Foto: Riwal Securitas Cycling Team

29- letni Holender wciąż nie jest pewny swojej kolarskiej przyszłości.

Duńska ekipa Riwal Securitas (w zeszłym roku Riwal Readynez, wcześniej funkcjonowała pod innymi nazwami) istnieje od 2009 roku, jednak dopiero przed poprzednim sezonem uzyskała licencję Pro Continental. Niestety koronawirus i kłopoty finansowe sprawiły, że po dwóch latach wróci do trzeciej dywizji.

Jednym z kolarzy tej drużyny jest Nick van der Lijke.
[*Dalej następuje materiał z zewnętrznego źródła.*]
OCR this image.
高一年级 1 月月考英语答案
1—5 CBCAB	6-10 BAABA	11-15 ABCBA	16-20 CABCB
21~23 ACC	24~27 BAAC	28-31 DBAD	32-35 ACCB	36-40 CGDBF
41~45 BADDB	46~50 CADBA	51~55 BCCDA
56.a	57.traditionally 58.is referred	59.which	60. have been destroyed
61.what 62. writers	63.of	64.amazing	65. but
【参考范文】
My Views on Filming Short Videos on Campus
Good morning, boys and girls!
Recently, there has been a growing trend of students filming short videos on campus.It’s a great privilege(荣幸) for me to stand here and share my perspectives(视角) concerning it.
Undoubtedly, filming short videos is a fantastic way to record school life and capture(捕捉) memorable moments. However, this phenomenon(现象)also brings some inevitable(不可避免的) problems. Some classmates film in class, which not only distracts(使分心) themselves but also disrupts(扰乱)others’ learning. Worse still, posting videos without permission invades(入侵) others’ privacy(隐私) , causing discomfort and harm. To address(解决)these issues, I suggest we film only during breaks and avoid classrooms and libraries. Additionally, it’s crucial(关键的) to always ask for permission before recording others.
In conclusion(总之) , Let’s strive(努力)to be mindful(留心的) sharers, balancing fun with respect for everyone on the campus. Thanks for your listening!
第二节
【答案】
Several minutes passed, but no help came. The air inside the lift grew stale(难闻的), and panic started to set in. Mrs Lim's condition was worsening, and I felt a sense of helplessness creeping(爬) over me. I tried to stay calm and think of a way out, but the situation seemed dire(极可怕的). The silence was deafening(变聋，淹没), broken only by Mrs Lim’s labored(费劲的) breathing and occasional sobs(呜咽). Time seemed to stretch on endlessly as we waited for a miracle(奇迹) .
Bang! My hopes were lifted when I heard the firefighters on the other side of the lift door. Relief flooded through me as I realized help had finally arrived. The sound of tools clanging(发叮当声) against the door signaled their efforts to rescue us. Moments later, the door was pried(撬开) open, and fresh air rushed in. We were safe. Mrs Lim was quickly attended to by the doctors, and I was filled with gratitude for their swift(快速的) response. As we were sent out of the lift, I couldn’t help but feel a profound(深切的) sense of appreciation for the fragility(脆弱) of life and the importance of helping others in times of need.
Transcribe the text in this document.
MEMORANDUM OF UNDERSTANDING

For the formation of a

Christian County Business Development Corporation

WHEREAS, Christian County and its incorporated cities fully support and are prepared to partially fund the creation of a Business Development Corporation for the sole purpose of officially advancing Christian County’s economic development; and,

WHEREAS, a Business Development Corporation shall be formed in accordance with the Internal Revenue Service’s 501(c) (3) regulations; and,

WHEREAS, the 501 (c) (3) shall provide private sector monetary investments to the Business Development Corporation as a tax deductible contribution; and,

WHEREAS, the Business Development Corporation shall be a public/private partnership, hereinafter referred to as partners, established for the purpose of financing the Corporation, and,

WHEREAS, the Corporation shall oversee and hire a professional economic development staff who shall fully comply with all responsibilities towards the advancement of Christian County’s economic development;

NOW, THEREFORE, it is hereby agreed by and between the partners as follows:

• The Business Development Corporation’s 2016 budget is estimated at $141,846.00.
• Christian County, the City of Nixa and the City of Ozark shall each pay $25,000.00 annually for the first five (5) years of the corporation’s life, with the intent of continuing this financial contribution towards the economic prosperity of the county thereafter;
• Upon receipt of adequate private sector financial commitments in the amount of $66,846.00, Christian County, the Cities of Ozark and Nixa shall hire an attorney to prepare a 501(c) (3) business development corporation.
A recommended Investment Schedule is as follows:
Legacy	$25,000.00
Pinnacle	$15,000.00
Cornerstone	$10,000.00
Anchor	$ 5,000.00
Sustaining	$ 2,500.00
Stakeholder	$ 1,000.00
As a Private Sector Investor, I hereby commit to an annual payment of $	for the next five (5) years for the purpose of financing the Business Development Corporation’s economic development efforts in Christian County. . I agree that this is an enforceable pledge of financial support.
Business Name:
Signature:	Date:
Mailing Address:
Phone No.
Ma on w swoim palmares zwycięstwa w Tour de Gironde czy Kreiz Breizh Elites, jednak żadnego z nich nie zanotował jako „pro”. Wychowanek Rabobank Continental Team nieźle się zapowiadał i przez dwa lata kariery był zawodnikiem na poziomie World Tour (Belkin-Pro Cycling Team).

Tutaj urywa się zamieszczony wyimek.